Google At How Many Billions? 9? 11?
Jean VĂ©ronis has done a mathematical study that shows that a random selection of popular words shows an almost exactly 13% increase in Google’s index in the last two months. He studied the differences in search results for 16 words, comparing results from 11/22/2004 (just over a week after Google upped its public index number from 4 billion to 8 billion) to results from 1/22/2005. As shown in this graph, all 16 queries increased in a proportion that is a quasi-perfect correlation to a perfect straight line (determination coefficient> 0,999), numbers that are too statistically significant to ignore:
If all the queries coincide with a regression of 1.13, that means Google’s index has increased roughly 13% over the two month period, which Jean says translates to an index of 9,105,590,456 pages, up from the 8,058,044,651 that has been reported over that period.
Of course, faithful readers know that Google is lying.
This screenshot, taken by myself on November 10th, shows that Google had then at a minumum, 10,980,000,000. See, that night, the new MSN Search entered beta, and Google felt the need to up its page count to make sure MSN couldn’t claim to have more pages. Since Google never reports the correct page count, all it had to do was recount its index, and post any random number higher than MSN’s 6 billion. Apparently, marketing decided 8 billion was a good number, but not before I snagged a screenshot of the results page in mid-count.
Lets make a few assumptions. First, assume that 11 billion was as high as it got, and that had I come back an hour later, it wouldn’t have been 12. Second, when Google reports there being only 8 billion pages today for the, its lying. The actual number would have to be 12,407,400,000, or 10,980,000,000×1.13. Now, any number under 8 billion, we can trust. So, narrowing it down, which my best list of 32 very popular terms on Google, removing each previous one (i.e. searching for the, then a -the, then and -a -the…):
- the = 12,407,400,000
- a = 60,000,000
- and = 40,200,000
- of =34,400,000
- i = 39,700,000
- this = 19,800,000
- that = 1,660,000
- or = 17,300,000
- you = 8,470,000
- e = 40,000,000
- s = 28,300,000
- your = 9,520,000
- page = 25,600,000
- not = 4,120,000
- d = 28,200,000
- t = 17,300,000
- us = 16,400,000
- l = 17,400,000
- c = 27,700,000
- can 1,310,000
- http = 19,500,000
- if = 1,030,000
- do = 10,300,000
- other =4,090,000
- m = 13,600,000
- o = 11,300,000
- but = 395,000
- n = 17,500,000
- y = 12,200,000
- my = 6,550,000
- news = 19,000,000
- b = 9,120,000
Oh, and assuming a 13% trend for the rest of the year, Google on January 22, 2006 would have around 15.5 billion pages.

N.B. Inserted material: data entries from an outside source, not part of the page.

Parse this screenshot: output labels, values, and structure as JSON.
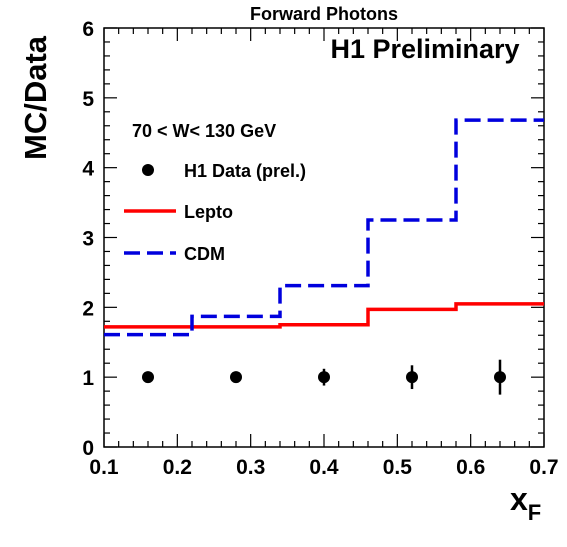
{
  "chart_data": {
    "type": "line",
    "title": "Forward Photons",
    "banner": "H1 Preliminary",
    "condition": "70 < W< 130 GeV",
    "xlabel": "x",
    "xlabel_sub": "F",
    "ylabel": "MC/Data",
    "xlim": [
      0.1,
      0.7
    ],
    "ylim": [
      0,
      6
    ],
    "xticks": [
      "0.1",
      "0.2",
      "0.3",
      "0.4",
      "0.5",
      "0.6",
      "0.7"
    ],
    "yticks": [
      "0",
      "1",
      "2",
      "3",
      "4",
      "5",
      "6"
    ],
    "bin_edges": [
      0.1,
      0.22,
      0.34,
      0.46,
      0.58,
      0.7
    ],
    "legend_position": "upper-left",
    "series": [
      {
        "name": "H1 Data (prel.)",
        "kind": "points",
        "color": "#000000",
        "x": [
          0.16,
          0.28,
          0.4,
          0.52,
          0.64
        ],
        "y": [
          1.0,
          1.0,
          1.0,
          1.0,
          1.0
        ],
        "yerr": [
          0.05,
          0.08,
          0.12,
          0.17,
          0.25
        ]
      },
      {
        "name": "Lepto",
        "kind": "step",
        "color": "#ff0000",
        "dash": "solid",
        "values": [
          1.72,
          1.72,
          1.75,
          1.97,
          2.05
        ]
      },
      {
        "name": "CDM",
        "kind": "step",
        "color": "#0000dd",
        "dash": "dashed",
        "values": [
          1.61,
          1.87,
          2.31,
          3.25,
          4.68
        ]
      }
    ]
  }
}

January 23rd, 2005 at 2:51 pm
Nathan: when you search ‘the’ on Google, the figure you get is the number of indexed *DOCUMENTS*. This includes HTML documents, but also PDF/DOC/.. files.

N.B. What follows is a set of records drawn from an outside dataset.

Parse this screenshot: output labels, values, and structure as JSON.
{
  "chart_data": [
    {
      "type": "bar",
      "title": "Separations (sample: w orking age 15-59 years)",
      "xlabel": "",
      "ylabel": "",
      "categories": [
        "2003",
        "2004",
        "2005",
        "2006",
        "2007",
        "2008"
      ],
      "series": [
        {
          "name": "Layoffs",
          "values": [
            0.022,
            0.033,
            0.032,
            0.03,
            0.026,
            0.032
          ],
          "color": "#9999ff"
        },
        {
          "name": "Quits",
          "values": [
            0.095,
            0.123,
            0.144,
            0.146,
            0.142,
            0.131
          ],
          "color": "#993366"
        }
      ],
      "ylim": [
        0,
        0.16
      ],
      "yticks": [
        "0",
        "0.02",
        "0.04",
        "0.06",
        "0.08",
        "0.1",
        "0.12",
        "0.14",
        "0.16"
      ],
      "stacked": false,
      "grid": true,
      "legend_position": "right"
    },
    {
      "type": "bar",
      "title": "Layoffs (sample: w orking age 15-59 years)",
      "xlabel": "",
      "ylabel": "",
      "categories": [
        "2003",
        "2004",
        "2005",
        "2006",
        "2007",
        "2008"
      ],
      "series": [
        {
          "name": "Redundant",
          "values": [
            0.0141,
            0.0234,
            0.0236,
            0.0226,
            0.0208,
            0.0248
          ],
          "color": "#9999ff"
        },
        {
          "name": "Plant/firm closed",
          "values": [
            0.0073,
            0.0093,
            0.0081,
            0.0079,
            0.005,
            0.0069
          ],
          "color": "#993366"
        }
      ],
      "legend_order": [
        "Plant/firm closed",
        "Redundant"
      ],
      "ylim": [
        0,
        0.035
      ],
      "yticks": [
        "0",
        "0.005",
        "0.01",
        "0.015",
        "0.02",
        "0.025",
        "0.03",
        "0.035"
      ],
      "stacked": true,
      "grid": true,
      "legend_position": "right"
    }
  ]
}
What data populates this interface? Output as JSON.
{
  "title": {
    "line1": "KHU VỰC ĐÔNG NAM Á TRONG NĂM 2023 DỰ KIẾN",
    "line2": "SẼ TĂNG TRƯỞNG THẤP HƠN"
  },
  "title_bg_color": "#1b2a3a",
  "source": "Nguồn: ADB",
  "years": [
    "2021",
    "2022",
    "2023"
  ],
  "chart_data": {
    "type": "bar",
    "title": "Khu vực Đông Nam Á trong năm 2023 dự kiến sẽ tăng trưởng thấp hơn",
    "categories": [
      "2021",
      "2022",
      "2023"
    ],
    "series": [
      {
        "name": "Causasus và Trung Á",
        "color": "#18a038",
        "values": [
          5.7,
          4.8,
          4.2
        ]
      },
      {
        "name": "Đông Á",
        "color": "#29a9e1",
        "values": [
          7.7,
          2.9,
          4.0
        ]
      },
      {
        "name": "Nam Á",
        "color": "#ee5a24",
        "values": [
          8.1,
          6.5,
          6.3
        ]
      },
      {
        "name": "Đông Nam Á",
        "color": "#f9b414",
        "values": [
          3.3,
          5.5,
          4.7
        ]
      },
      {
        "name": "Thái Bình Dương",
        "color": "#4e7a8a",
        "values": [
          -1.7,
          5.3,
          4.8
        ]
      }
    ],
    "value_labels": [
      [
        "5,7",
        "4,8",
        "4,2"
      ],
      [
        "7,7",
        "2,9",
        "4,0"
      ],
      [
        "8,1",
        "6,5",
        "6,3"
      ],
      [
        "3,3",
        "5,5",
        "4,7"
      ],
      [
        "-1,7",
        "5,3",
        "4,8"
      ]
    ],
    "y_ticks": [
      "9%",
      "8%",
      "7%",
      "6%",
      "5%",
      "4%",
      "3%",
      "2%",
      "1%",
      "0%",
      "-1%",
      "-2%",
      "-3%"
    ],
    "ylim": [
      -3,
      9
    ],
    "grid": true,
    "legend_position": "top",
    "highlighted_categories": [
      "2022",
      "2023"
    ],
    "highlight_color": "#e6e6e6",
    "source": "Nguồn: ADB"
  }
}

The number shown by Google on their main page is the number of indexed *WEBPAGES* (or HTML documents).
This is the reason of the difference.
January 23rd, 2005 at 2:56 pm
I wasn’t aware of that! It’s fascinating.
I am not sure that you can trust Google’s boolean operators too much, though. I’ve checked recently that numbers just don’t add up:
http://aixtal.blogspot.com/2005/01/web-google-perd-la-boole.html
January 23rd, 2005 at 4:08 pm
I would think Google includes PDF in their number of “web pages,” not that it would matter much as these numbers seem to be not too accurate. In a past press release Google Inc. stated:
“Google Web Search: The company’s flagship search service now offers 4.28 billion web pages. Google’s powerful and scalable technology searches this information and delivers a list of relevant results in an instant. Google Web Search also enables users to search for numerous non-HTML files, including PDF, Microsoft Office, and Corel documents.”

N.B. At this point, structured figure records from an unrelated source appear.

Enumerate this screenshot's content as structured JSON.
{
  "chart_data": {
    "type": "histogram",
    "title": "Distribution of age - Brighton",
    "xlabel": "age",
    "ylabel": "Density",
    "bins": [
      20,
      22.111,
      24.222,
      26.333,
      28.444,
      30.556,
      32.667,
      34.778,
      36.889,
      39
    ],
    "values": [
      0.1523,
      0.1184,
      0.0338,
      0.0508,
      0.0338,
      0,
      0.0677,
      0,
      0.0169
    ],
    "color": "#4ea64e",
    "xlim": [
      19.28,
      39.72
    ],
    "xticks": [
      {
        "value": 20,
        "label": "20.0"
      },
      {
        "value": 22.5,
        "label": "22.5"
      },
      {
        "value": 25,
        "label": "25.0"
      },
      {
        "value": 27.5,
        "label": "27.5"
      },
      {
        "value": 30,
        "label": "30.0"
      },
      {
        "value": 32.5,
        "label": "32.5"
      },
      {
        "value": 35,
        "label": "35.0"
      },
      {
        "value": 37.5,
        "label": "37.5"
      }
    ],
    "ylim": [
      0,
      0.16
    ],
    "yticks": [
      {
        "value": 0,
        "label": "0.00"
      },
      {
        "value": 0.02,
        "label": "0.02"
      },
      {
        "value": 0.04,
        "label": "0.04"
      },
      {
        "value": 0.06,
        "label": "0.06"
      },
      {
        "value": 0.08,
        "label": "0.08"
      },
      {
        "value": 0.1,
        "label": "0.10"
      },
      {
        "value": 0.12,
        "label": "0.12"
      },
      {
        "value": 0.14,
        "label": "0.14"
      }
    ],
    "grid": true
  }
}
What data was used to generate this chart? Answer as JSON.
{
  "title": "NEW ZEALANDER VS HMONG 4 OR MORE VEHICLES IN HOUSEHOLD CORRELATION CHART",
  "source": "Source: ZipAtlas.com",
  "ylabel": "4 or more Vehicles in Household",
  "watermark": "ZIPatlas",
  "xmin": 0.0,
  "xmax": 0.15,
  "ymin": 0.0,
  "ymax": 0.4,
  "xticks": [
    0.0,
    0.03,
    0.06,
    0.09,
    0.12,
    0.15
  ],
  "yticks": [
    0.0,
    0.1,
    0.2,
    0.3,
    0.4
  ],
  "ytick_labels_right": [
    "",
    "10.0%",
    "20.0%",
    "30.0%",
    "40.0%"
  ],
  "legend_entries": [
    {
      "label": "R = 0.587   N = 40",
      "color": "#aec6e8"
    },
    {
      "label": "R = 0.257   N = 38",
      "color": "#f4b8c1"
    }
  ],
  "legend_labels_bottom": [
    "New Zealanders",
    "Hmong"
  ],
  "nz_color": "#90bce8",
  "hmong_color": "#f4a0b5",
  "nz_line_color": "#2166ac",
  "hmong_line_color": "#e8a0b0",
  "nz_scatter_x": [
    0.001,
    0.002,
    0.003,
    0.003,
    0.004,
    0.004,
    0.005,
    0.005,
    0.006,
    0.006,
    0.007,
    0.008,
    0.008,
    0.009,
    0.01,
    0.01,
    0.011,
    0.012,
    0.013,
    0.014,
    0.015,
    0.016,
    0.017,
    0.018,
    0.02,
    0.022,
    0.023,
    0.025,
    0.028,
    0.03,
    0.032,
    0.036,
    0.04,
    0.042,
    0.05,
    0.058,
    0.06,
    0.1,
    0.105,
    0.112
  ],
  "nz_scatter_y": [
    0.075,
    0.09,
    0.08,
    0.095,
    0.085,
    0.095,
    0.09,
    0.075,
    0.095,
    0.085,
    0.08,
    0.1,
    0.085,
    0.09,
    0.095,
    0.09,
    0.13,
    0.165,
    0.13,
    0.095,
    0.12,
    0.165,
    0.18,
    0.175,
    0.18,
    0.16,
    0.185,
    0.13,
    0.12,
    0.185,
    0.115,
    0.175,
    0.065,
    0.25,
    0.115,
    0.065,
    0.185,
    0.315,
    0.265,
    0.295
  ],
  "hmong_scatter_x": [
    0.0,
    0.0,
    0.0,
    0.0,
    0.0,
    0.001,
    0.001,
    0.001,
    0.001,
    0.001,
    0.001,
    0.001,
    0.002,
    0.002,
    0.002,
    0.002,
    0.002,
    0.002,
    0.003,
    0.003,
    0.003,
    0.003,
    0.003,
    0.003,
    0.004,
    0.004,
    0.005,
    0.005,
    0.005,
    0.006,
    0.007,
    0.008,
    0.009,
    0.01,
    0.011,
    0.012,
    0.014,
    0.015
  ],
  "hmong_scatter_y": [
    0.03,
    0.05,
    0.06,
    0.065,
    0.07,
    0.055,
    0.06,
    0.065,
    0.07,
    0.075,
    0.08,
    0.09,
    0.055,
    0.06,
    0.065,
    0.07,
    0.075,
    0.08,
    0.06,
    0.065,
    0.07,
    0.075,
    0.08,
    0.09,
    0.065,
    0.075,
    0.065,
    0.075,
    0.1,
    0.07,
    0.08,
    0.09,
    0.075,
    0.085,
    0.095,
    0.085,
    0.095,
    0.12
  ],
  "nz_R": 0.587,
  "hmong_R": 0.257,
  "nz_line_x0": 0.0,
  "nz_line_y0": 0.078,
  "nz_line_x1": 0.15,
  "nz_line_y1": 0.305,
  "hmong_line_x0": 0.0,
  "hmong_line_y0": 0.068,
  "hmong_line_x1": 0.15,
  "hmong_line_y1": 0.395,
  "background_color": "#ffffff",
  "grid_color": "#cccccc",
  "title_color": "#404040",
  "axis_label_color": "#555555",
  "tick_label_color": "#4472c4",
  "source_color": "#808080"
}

http://www.google.com/intl/en/press/pressrel/6billion.html
January 23rd, 2005 at 4:17 pm
Google doesn’t really use anything to determine that front page number. As I said, its chosen by marketing, so they couild be talking about the number of pages, html documents, unique web addresses, .com domains, pretty much anything. And there is no disparity between the “the” search and the front page; that, in a way, proves the “the” numbers are false, because its impossible.
June 5th, 2005 at 6:07 am
This is sort of silly. When you search, you get a VERY rough estimate because Google’s algorithms are just not good at coming up with a precise number. You can more or less ignore those figures. Sometimes that estimate is messed up even when there are only 40 results. When there are 5 to 10 billion, the figure is so rough you can’t trust it.
The 8 billion number is an estimate as well, but a bit more time went into that estimate. Perhaps a little marketing as well, but the estimate on the search results page doesn’t mean a thing.